Değerli yorum için çok teşekkür ederim Evren. Gerçekten yazarken tedirginliği belki de iyi yansıtamıyoruz ama bu konu üzerinde gerçekten çok fazla çalıştaylar, konferanslar düzenlenmesi gereken bir konu. Ne yazık ki gereken önemin verilmesi bir yana herhangi bir adım kimse tarafından atılmıyor. Burada sosyal sorumluk açısından ben elimden geleni yapıyorum ama asıl yapılması gereken büyük grupların bu konya eğilmesi. Bunu yan etkileri konusunda içim hiç rahat değil, bu nedenle en azından yazmaya devam edelim. Belki bir kaç kişiye faydası dokunur. En azından kendi çevremdekileri bilinçlendirmeye çalışmış olurum.
Bu bilgilendirici yazınız için teşekkürler.

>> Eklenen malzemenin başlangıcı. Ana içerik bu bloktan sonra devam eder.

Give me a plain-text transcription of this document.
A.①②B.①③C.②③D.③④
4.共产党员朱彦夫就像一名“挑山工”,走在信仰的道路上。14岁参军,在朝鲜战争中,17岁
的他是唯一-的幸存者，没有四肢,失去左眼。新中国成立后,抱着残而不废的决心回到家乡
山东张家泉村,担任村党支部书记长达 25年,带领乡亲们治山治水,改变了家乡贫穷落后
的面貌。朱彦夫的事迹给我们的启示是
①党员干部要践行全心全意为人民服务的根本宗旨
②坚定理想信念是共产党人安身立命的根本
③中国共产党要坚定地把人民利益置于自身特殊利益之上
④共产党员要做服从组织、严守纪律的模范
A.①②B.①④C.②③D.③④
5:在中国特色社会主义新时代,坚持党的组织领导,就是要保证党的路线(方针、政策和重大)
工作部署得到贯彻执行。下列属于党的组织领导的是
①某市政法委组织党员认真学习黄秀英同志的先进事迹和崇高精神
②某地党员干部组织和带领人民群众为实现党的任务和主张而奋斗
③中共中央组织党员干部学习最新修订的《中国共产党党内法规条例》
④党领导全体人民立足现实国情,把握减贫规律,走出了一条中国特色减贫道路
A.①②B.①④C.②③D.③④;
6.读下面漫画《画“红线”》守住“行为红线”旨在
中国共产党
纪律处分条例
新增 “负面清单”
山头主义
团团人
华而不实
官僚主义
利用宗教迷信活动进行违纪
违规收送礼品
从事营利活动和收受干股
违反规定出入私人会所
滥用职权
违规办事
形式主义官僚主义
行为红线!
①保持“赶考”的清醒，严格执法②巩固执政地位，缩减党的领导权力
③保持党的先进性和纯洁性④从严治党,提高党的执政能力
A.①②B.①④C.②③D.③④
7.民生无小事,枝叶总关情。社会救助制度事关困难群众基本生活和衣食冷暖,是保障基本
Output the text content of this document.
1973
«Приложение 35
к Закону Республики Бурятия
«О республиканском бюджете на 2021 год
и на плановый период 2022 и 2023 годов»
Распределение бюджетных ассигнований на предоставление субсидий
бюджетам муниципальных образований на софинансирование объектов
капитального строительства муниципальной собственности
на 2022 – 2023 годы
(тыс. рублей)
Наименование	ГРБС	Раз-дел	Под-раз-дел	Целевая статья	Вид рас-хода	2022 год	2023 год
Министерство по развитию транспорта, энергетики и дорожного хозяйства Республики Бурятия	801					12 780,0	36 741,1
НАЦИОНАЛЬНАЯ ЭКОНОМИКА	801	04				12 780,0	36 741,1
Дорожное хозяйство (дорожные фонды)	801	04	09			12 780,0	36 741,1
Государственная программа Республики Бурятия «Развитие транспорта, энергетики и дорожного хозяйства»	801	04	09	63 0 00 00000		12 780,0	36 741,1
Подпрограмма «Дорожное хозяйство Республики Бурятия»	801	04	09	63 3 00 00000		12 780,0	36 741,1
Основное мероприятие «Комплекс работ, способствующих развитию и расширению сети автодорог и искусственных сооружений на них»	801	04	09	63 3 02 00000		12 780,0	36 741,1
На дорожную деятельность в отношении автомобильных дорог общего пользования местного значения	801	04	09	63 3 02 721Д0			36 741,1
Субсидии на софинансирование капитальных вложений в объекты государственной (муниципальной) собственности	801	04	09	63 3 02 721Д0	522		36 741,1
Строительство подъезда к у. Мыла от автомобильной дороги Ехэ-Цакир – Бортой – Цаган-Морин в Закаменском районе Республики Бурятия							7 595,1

Gerçekten önemli bir konuya değinmişsiniz Burak Bey,
Bizim gibi orta yaşlarda olan insanlar toprakla haşır neşir olarak oyunlar oynamışken şimdiki nesiller ne yazık ki hiç toprağa, doğaya dokunmadan sadece sanal dünyalar karşısında bir hayat geçiriyorlar. O şiddet ve cinsellik içeren dünyalar karşısında hele anne ve baba da bilinçsiz ise tamamen kendi kişiliklerini ve özlerini kaybedip farklı denizlere yelken açabiliyorlar.

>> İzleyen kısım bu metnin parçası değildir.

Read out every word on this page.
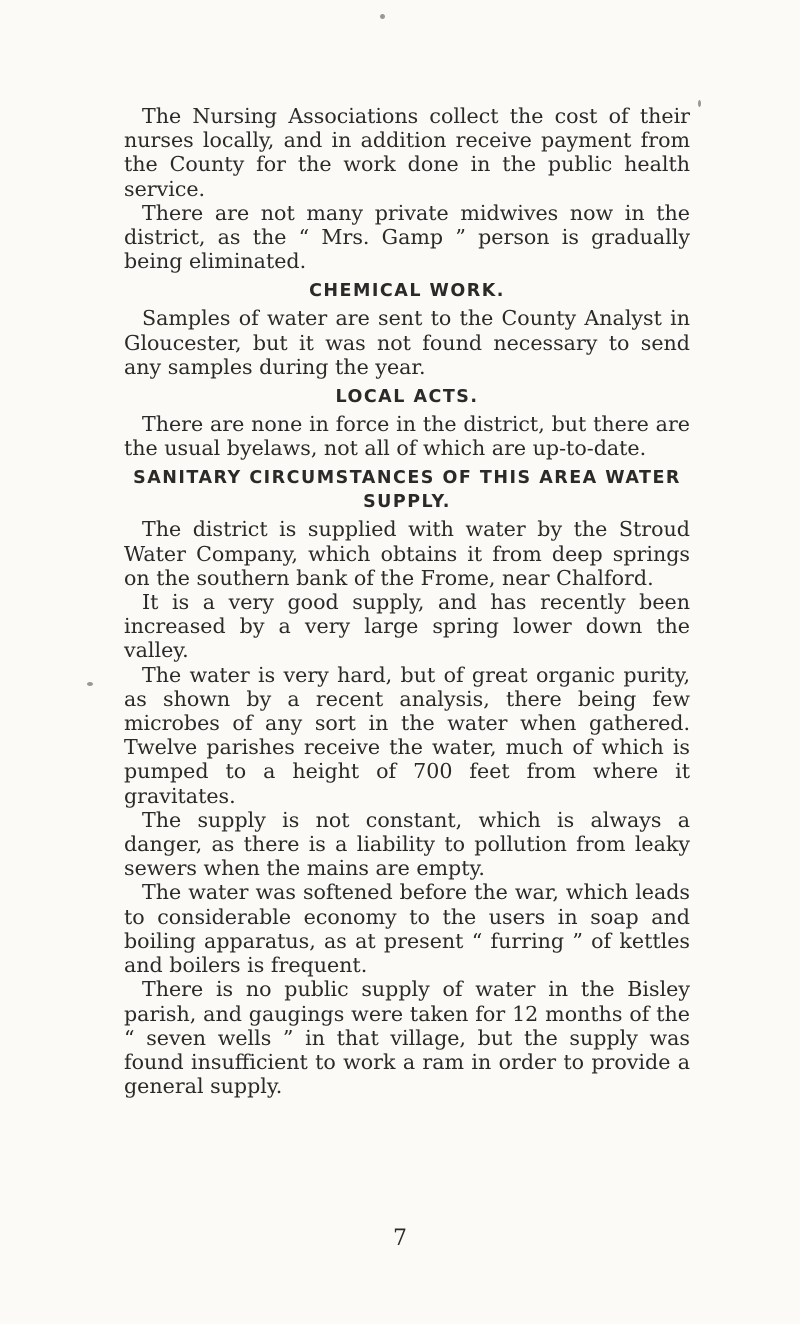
The Nursing Associations collect the cost of their nurses locally, and in addition receive payment from the County for the work done in the public health service.

There are not many private midwives now in the district, as the “ Mrs. Gamp ” person is gradually being eliminated.

CHEMICAL WORK.

Samples of water are sent to the County Analyst in Gloucester, but it was not found necessary to send any samples during the year.

LOCAL ACTS.

There are none in force in the district, but there are the usual byelaws, not all of which are up-to-date.

SANITARY CIRCUMSTANCES OF THIS AREA WATER SUPPLY.

The district is supplied with water by the Stroud Water Company, which obtains it from deep springs on the southern bank of the Frome, near Chalford.

It is a very good supply, and has recently been increased by a very large spring lower down the valley.

The water is very hard, but of great organic purity, as shown by a recent analysis, there being few microbes of any sort in the water when gathered. Twelve parishes receive the water, much of which is pumped to a height of 700 feet from where it gravitates.

The supply is not constant, which is always a danger, as there is a liability to pollution from leaky sewers when the mains are empty.

The water was softened before the war, which leads to considerable economy to the users in soap and boiling apparatus, as at present “ furring ” of kettles and boilers is frequent.

There is no public supply of water in the Bisley parish, and gaugings were taken for 12 months of the “ seven wells ” in that village, but the supply was found insufficient to work a ram in order to provide a general supply.

7
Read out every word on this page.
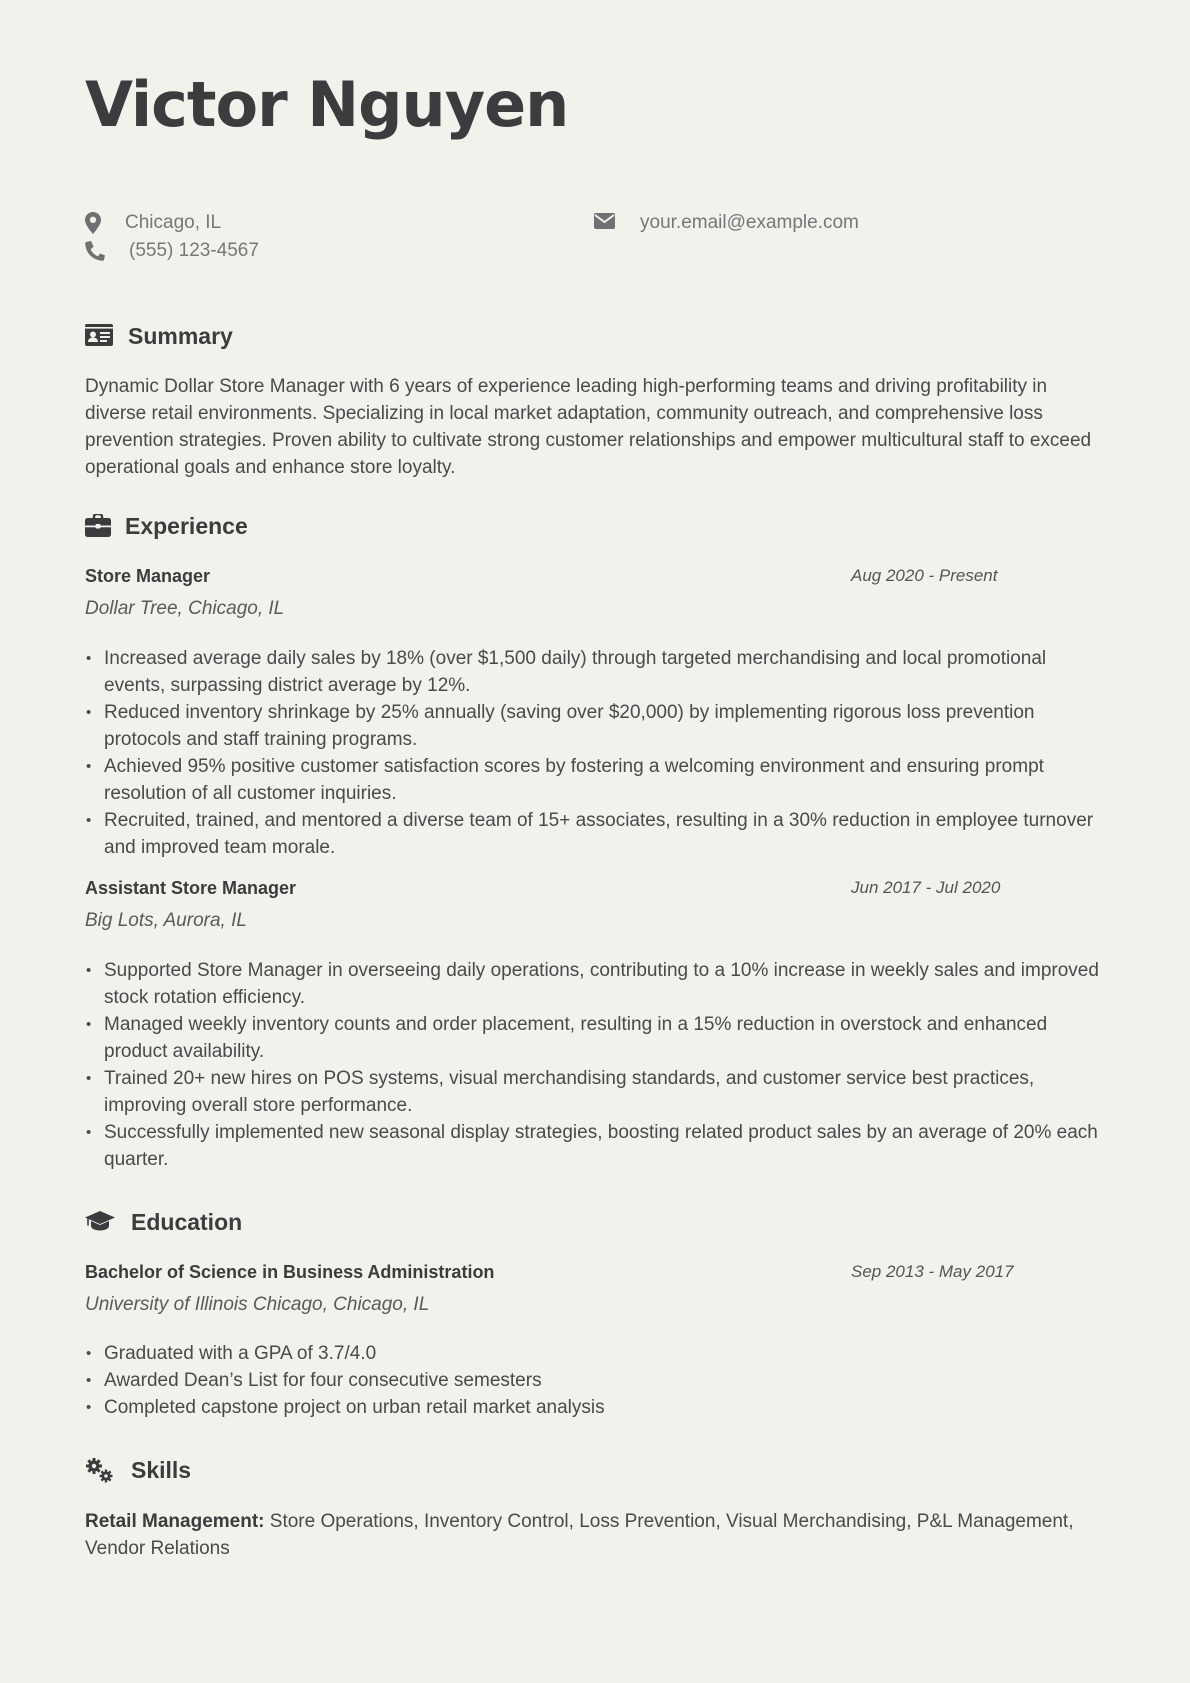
Victor Nguyen
Chicago, IL	your.email@example.com
(555) 123-4567
Summary

Dynamic Dollar Store Manager with 6 years of experience leading high-performing teams and driving profitability in diverse retail environments. Specializing in local market adaptation, community outreach, and comprehensive loss prevention strategies. Proven ability to cultivate strong customer relationships and empower multicultural staff to exceed operational goals and enhance store loyalty.

Experience
Store Manager	Aug 2020 - Present
Dollar Tree, Chicago, IL
• Increased average daily sales by 18% (over $1,500 daily) through targeted merchandising and local promotional events, surpassing district average by 12%.
• Reduced inventory shrinkage by 25% annually (saving over $20,000) by implementing rigorous loss prevention protocols and staff training programs.
• Achieved 95% positive customer satisfaction scores by fostering a welcoming environment and ensuring prompt resolution of all customer inquiries.
• Recruited, trained, and mentored a diverse team of 15+ associates, resulting in a 30% reduction in employee turnover and improved team morale.
Assistant Store Manager	Jun 2017 - Jul 2020
Big Lots, Aurora, IL
• Supported Store Manager in overseeing daily operations, contributing to a 10% increase in weekly sales and improved stock rotation efficiency.
• Managed weekly inventory counts and order placement, resulting in a 15% reduction in overstock and enhanced product availability.
• Trained 20+ new hires on POS systems, visual merchandising standards, and customer service best practices, improving overall store performance.
• Successfully implemented new seasonal display strategies, boosting related product sales by an average of 20% each quarter.
Education
Bachelor of Science in Business Administration	Sep 2013 - May 2017
University of Illinois Chicago, Chicago, IL
• Graduated with a GPA of 3.7/4.0
• Awarded Dean’s List for four consecutive semesters
• Completed capstone project on urban retail market analysis
Skills

Retail Management: Store Operations, Inventory Control, Loss Prevention, Visual Merchandising, P&L Management, Vendor Relations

Böyle bir tehlikeye dikkat çektiğiniz için size teşekkür ediyorum.
bilgilendirici yazınız için teşekkürler.
http://www.ahmetduzen.net/
Kardeşim, blogunda başarılar dilerim.
Gençlerin toplum tarafından nasıl algılandıklarının hiç önemi yok.
Kendi koydukları kurallara göre yaşıyorlar, uyuşturucu kullanımı
had safhada. “Seni ne mutlu ediyorsa onu yap, başkalarının düşüncesi
önemli değil.” Yeniçağın kuralı bu galiba. Mutluluğun ne
olduğunu bile bilmiyorlar. Aldıkları küçük, büyük hazları mutluluk
zannediyorlar. Atalarından ve ailelerinden gelen değerlerin
hiçbir önemi yok onlar için, hatta bu değerler lüzumsuz ve çağ
dışı. Salgın hastalık gibi yayılan bu kendine tapma, hayalperestlik,
hayal kırıklığı, endişe ve sonucunda da depresyona sebep oluyor.

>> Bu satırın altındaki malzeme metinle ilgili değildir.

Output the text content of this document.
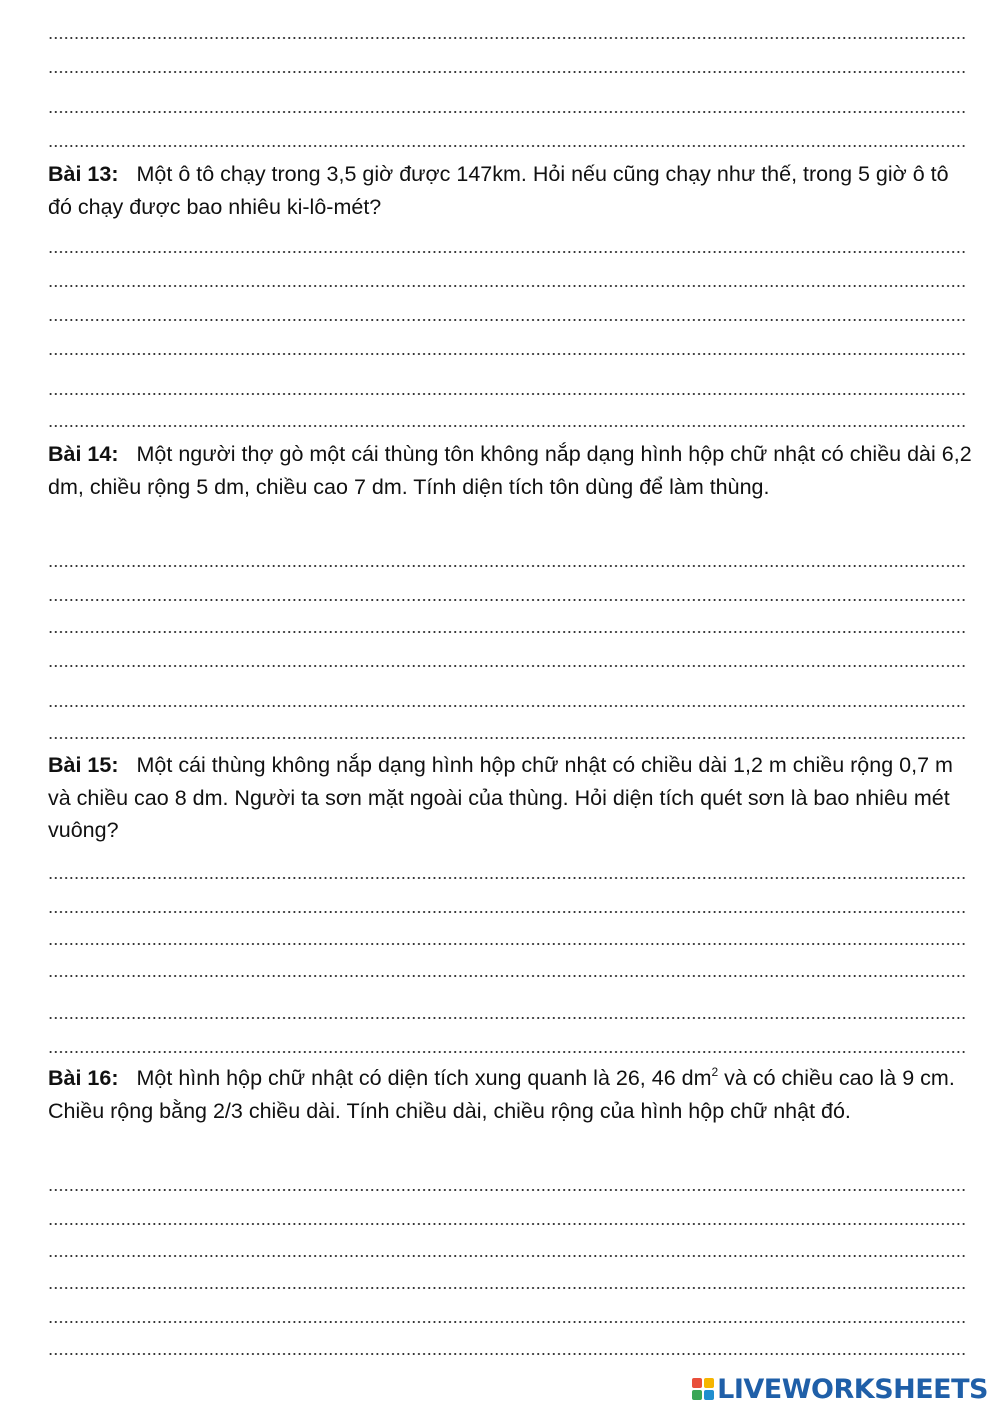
Bài 13: Một ô tô chạy trong 3,5 giờ được 147km. Hỏi nếu cũng chạy như thế, trong 5 giờ ô tô đó chạy được bao nhiêu ki-lô-mét?

Bài 14: Một người thợ gò một cái thùng tôn không nắp dạng hình hộp chữ nhật có chiều dài 6,2 dm, chiều rộng 5 dm, chiều cao 7 dm. Tính diện tích tôn dùng để làm thùng.

Bài 15: Một cái thùng không nắp dạng hình hộp chữ nhật có chiều dài 1,2 m chiều rộng 0,7 m và chiều cao 8 dm. Người ta sơn mặt ngoài của thùng. Hỏi diện tích quét sơn là bao nhiêu mét vuông?

Bài 16: Một hình hộp chữ nhật có diện tích xung quanh là 26, 46 $dm^2$ và có chiều cao là 9 cm. Chiều rộng bằng 2/3 chiều dài. Tính chiều dài, chiều rộng của hình hộp chữ nhật đó.

LIVEWORKSHEETS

Gittikçe yalnızlaşan, bencil, kendine tapan, bunların sonucunda
da endişeli ve öfkeli, agresif, depresif bir toplum olma yolunda
ilerliyoruz. Şimdi sorgulanması gereken şu : “Bizim çocuklarımız
nasıl bu hale geldiler, birden bire mi?” Hayır, maalesef ki
bu yeni nesil bizim yansımalarımız. Eski kabile dönemlerinde insanlar
taştan, tahtadan çeşitli heykeller yapıp onlara taparken bizler
de çocuk yapıp onlara taptık ve tanrılar yarattık. Biz çocuk
yetiştirmedik, yerimize tanrı yetiştirdik. Şu anda dünya üzerindeki
görüntü bu, suçlu bizleriz. Bu gidişatla bundan sonraki nesillerin
halini düşünmek bile istemiyorum. İnsanlık kul olma bilincinden
uzaklaştıkça başına bunlar geldi.
Güzel tespitler aynı zamanda da çok acı.